For the neutralization of 1 g of acid, 187.1 mg of KOH was consumed.

\[ \mathrm{C}_{20}\mathrm{H}_{28}\mathrm{O}_2.\quad \text{Calculated } 186.7\ \text{mg KOH.} \]

Isolation of palustric acid. By washing the ethereal solution of oleoresin with 1% sodium hydroxide solution and decomposing the salts obtained with boric acid, unchanged resin acids were isolated (170 g). The thoroughly dried acids, in order to remove levopimaric acid, were treated at room temperature with maleic anhydride distilled twice in a solution of dry acetone. 58 g

* The specific rotation was determined for 1% alcoholic solutions of the acids. The absorption spectra were likewise studied in alcoholic solutions.

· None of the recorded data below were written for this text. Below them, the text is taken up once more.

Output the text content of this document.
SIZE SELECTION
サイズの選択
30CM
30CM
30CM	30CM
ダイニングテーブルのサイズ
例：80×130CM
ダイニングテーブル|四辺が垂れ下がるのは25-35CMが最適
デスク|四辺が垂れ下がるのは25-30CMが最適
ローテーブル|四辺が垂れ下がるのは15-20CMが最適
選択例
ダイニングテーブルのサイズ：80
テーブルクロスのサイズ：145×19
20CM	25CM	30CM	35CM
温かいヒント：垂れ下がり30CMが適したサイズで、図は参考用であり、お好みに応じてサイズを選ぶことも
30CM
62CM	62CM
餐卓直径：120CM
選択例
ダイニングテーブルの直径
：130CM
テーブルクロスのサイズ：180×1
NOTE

of acids that had not reacted with maleic anhydride and had \([\alpha]_D = +60^\circ\) (Fig. 2, curve 1), were converted into ethanolamine salts, and the latter were recrystallized from alcohol. The first four fractions of the salts precipitated from solution were recrystallized twice more from alcohol. The ethanolamine salts (4.9 g) were washed with ether and then converted into bornylamine salts, which were subjected to fivefold recrystallization from alcohol (Fig. 2, curve 2). After fourfold recrystallization from alcohol, the palustric acid isolated from the bornylamine salt had m.p. 163–164°, \([\alpha]_D = +70.6^\circ\), and a specific absorption coefficient of 29.3 at 266 mµ (Fig. 2, curve 3).

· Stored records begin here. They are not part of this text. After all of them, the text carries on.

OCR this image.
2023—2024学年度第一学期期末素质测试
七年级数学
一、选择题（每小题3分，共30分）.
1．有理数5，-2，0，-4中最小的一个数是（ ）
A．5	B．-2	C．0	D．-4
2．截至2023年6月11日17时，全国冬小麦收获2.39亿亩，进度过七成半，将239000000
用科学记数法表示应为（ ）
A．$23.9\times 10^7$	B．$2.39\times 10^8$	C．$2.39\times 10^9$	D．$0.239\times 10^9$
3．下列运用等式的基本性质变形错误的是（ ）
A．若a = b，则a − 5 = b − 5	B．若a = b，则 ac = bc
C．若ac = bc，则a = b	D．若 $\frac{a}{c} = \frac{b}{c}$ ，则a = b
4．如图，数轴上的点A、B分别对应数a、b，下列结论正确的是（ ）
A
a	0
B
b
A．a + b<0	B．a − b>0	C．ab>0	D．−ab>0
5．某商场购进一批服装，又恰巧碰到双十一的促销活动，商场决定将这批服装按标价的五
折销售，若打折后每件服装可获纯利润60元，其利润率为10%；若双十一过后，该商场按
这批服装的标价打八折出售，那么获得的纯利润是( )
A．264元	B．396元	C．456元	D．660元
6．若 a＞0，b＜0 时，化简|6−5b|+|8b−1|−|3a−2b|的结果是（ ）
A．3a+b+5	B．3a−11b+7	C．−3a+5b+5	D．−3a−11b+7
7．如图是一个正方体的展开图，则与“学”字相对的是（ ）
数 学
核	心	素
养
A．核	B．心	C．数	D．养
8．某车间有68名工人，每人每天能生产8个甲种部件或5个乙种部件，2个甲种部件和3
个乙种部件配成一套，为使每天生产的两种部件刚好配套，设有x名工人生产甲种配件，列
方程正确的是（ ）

Fig. 1. Ultraviolet absorption spectra: 1—resin acids that did not react with maleic anhydride at 150°; 2—dehydroabietic acid.

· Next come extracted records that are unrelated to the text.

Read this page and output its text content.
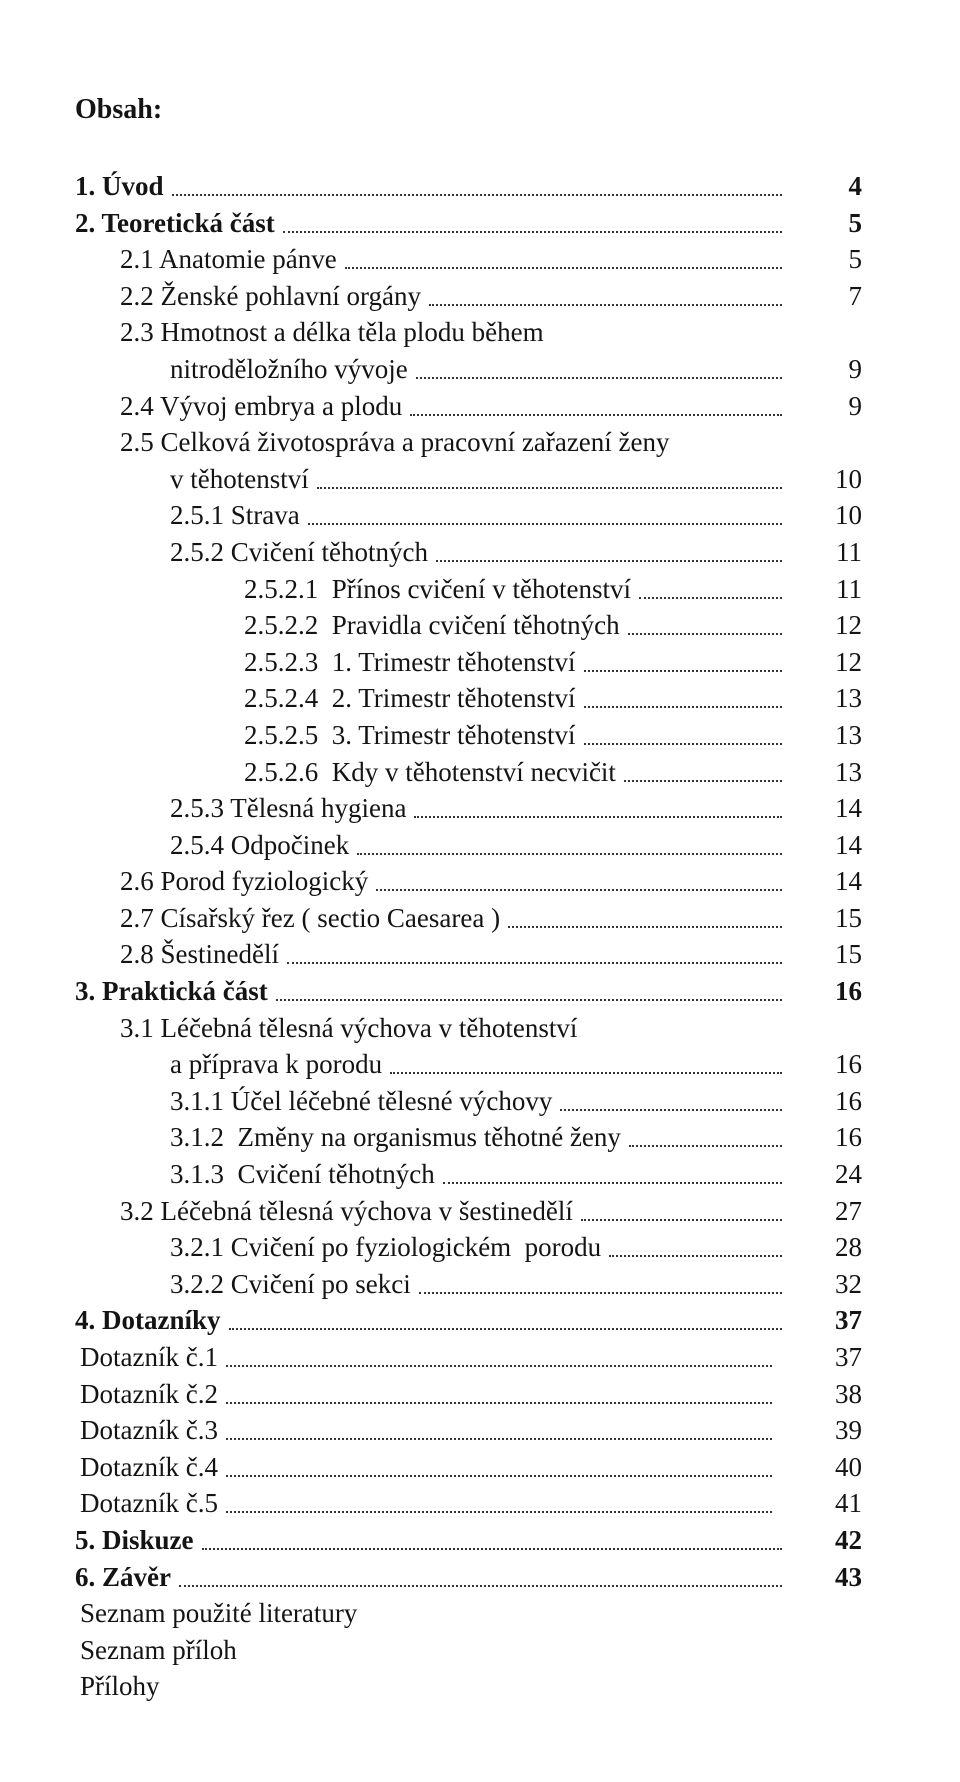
Obsah:
1. Úvod	4
2. Teoretická část	5
2.1 Anatomie pánve	5
2.2 Ženské pohlavní orgány	7
2.3 Hmotnost a délka těla plodu během
nitroděložního vývoje	9
2.4 Vývoj embrya a plodu	9
2.5 Celková životospráva a pracovní zařazení ženy
v těhotenství	10
2.5.1 Strava	10
2.5.2 Cvičení těhotných	11
2.5.2.1  Přínos cvičení v těhotenství	11
2.5.2.2  Pravidla cvičení těhotných	12
2.5.2.3  1. Trimestr těhotenství	12
2.5.2.4  2. Trimestr těhotenství	13
2.5.2.5  3. Trimestr těhotenství	13
2.5.2.6  Kdy v těhotenství necvičit	13
2.5.3 Tělesná hygiena	14
2.5.4 Odpočinek	14
2.6 Porod fyziologický	14
2.7 Císařský řez ( sectio Caesarea )	15
2.8 Šestinedělí	15
3. Praktická část	16
3.1 Léčebná tělesná výchova v těhotenství
a příprava k porodu	16
3.1.1 Účel léčebné tělesné výchovy	16
3.1.2  Změny na organismus těhotné ženy	16
3.1.3  Cvičení těhotných	24
3.2 Léčebná tělesná výchova v šestinedělí	27
3.2.1 Cvičení po fyziologickém  porodu	28
3.2.2 Cvičení po sekci	32
4. Dotazníky	37
Dotazník č.1	37
Dotazník č.2	38
Dotazník č.3	39
Dotazník č.4	40
Dotazník č.5	41
5. Diskuze	42
6. Závěr	43
Seznam použité literatury
Seznam příloh
Přílohy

Fig. 2. Ultraviolet absorption spectra: 1—resin acids that did not react with maleic anhydride at room temperature; 2—bornylamine salt of palustric acid after the third recrystallization; 3—palustric acid.

\[ \mathrm{C}_{20}\mathrm{H}_{30}\mathrm{O}_2. \]
Found, %: C 79.28; 79.30; H 9.72; 9.70
Calculated, %: C 79.42; H 10.00

Institute of Chemistry
Academy of Sciences of the BSSR

Received
2 VI 1957

CITED LITERATURE

1. S. S. Malevskaya, S. D. Kharad, ZhPKh, 23, 2 (1950).
2. I. I. Bardyshev, Kh. A. Cherches, ZhPKh, 29, 1888 (1956).
3. G. C. Harris, J. Am. Chem. Soc., 70, 3671 (1948).
4. V. M. Loeblich, D. E. Baldwin, R. W. Lawrence, J. Am. Chem. Soc., 77, 2823 (1955).
5. I. I. Bardyshev, L. I. Ukhova et al., Abstracts of Reports at the All-Union Conference on the Chemistry of Plant Substances, Tashkent, 1956.